The proposed regulatory reform in the Korean biotech sector is going nowhere due to hardline policy of related ministries, parliamentary inaction and opposition from civic groups. In particular, the Ministry of Health and Welfare maintains a tough certification standard with regard to direct to customer (DTC) genetic testing services, going against the government’s push for regulatory reform.
The Ministry of Commerce, Industry and Energy has applied the regulatory sandbox system to some biotech products, exempting them from existing regulations for two to three years. But the biotech industry is having a hard time selecting the beneficiaries.
Industry sources reported on Feb. 24 that the Ministry of Health and Welfare is still keeping its conservative stance towards deregulation. The ministry has maintained its hardline stance by requiring companies participating in the pilot DTC genetic testing service project to meet more than 74 mandatory certification conditions.
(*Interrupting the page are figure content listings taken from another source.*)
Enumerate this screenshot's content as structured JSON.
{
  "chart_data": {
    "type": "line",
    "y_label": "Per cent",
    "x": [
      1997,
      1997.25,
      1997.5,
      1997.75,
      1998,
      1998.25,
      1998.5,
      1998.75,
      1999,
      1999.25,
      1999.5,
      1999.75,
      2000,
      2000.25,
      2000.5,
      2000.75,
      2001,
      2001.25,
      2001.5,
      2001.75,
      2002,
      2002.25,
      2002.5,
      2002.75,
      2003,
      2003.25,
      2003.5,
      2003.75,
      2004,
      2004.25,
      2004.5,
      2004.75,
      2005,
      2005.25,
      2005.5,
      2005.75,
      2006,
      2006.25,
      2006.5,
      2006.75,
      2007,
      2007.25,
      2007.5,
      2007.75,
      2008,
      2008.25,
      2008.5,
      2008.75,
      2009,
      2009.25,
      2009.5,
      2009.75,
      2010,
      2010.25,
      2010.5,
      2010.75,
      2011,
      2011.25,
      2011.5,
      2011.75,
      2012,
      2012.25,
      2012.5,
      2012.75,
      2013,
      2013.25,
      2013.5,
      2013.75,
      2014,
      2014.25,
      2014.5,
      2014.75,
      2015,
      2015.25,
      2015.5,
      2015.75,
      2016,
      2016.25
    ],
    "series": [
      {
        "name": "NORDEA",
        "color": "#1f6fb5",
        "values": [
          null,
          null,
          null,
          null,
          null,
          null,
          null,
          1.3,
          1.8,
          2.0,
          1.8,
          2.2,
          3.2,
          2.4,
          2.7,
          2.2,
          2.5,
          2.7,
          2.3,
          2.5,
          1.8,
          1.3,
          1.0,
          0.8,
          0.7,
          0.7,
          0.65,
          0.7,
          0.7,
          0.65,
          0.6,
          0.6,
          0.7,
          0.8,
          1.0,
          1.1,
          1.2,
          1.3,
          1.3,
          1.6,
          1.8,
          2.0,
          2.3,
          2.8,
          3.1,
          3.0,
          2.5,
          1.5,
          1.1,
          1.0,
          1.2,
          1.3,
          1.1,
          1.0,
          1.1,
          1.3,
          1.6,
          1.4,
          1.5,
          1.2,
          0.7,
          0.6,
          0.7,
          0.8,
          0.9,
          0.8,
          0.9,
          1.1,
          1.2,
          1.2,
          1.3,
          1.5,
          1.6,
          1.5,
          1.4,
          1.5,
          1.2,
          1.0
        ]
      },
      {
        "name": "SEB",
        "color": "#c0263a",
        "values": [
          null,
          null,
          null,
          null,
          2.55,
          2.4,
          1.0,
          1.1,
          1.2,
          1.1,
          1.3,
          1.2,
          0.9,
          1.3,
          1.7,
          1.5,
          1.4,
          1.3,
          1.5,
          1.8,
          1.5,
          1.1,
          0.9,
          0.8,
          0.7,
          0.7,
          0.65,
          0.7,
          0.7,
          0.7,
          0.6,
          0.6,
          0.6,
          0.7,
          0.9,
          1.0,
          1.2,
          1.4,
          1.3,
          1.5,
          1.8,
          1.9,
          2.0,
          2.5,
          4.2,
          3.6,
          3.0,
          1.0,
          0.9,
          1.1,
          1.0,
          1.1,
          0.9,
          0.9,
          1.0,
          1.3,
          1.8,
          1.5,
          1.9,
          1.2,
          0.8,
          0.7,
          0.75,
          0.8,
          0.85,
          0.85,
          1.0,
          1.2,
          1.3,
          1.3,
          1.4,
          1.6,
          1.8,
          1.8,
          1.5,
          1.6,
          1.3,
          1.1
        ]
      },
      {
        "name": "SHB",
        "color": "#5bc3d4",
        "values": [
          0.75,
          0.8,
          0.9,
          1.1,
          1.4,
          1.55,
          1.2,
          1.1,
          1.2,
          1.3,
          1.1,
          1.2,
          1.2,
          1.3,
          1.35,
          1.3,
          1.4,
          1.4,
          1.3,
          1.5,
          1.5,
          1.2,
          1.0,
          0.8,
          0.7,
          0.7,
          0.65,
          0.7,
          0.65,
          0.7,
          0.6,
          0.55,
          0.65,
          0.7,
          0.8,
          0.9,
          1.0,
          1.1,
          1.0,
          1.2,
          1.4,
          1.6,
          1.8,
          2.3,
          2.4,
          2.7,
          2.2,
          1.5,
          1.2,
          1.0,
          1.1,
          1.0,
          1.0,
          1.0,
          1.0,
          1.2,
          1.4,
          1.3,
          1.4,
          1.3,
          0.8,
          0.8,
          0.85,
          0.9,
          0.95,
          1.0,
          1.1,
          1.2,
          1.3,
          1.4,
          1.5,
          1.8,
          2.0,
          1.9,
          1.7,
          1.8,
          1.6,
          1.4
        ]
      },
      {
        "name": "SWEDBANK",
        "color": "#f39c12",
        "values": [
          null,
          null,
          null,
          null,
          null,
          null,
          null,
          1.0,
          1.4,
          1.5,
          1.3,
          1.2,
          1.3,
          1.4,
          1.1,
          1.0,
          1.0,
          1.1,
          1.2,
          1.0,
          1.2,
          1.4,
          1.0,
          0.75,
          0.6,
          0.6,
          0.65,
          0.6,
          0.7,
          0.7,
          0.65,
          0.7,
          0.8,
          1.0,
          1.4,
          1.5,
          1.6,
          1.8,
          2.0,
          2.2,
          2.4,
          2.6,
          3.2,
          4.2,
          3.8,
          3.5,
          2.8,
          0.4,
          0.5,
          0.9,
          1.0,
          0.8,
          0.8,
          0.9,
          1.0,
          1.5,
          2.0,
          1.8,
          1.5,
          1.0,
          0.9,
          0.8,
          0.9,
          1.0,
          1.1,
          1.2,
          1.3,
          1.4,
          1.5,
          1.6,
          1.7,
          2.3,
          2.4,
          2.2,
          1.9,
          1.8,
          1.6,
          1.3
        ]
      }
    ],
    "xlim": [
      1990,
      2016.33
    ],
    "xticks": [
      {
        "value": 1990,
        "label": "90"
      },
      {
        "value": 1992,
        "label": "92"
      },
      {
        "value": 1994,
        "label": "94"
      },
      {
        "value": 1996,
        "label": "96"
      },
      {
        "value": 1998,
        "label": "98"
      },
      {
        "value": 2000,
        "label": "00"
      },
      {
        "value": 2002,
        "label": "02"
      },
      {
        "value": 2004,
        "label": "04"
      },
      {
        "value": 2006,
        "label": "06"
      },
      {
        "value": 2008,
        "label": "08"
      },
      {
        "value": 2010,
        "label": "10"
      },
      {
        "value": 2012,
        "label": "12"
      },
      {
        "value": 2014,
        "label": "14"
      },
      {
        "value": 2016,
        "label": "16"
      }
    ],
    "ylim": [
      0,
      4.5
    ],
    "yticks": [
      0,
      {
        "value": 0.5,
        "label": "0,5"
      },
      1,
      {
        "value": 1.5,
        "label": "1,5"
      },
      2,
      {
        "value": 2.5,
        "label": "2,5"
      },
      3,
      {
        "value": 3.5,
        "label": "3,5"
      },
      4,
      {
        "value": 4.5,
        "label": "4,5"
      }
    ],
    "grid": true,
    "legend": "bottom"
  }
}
The companies protested by saying that the ministry’s policy is too demanding and that certification conditions are unclear, but it is unlikely that the standard will be eased off.
The ministry made it clear that a DTC genetic testing service provider must be certified later by meeting its 74 requirements, even if it is allowed to launch its service under the regulatory sandbox.
Meanwhile, other bills related to biotechnology regulatory reform, on top of the DTC genetic testing service, are still on hold in the National Assembly. Bills on advanced regenerative medicine and high-tech biopharmaceuticals and in vitro diagnostic devices, are facing the risk of being delayed for an indefinite amount of time. The bills were expected to be passed during the extra assembly session in December last year, but were delayed to the February session on the grounds that more public hearings were needed. However, as the February session has not been held yet and opposition from civil organizations is getting stronger, it is unclear whether the bills will be passed in the March assembly session.
An official from an opposition political party in the National Assembly said, "The bills cannot pass the standing committee if any of its members is against them, and yet the voice of civic groups opposed to the biotech deregulation bills is now getting bigger."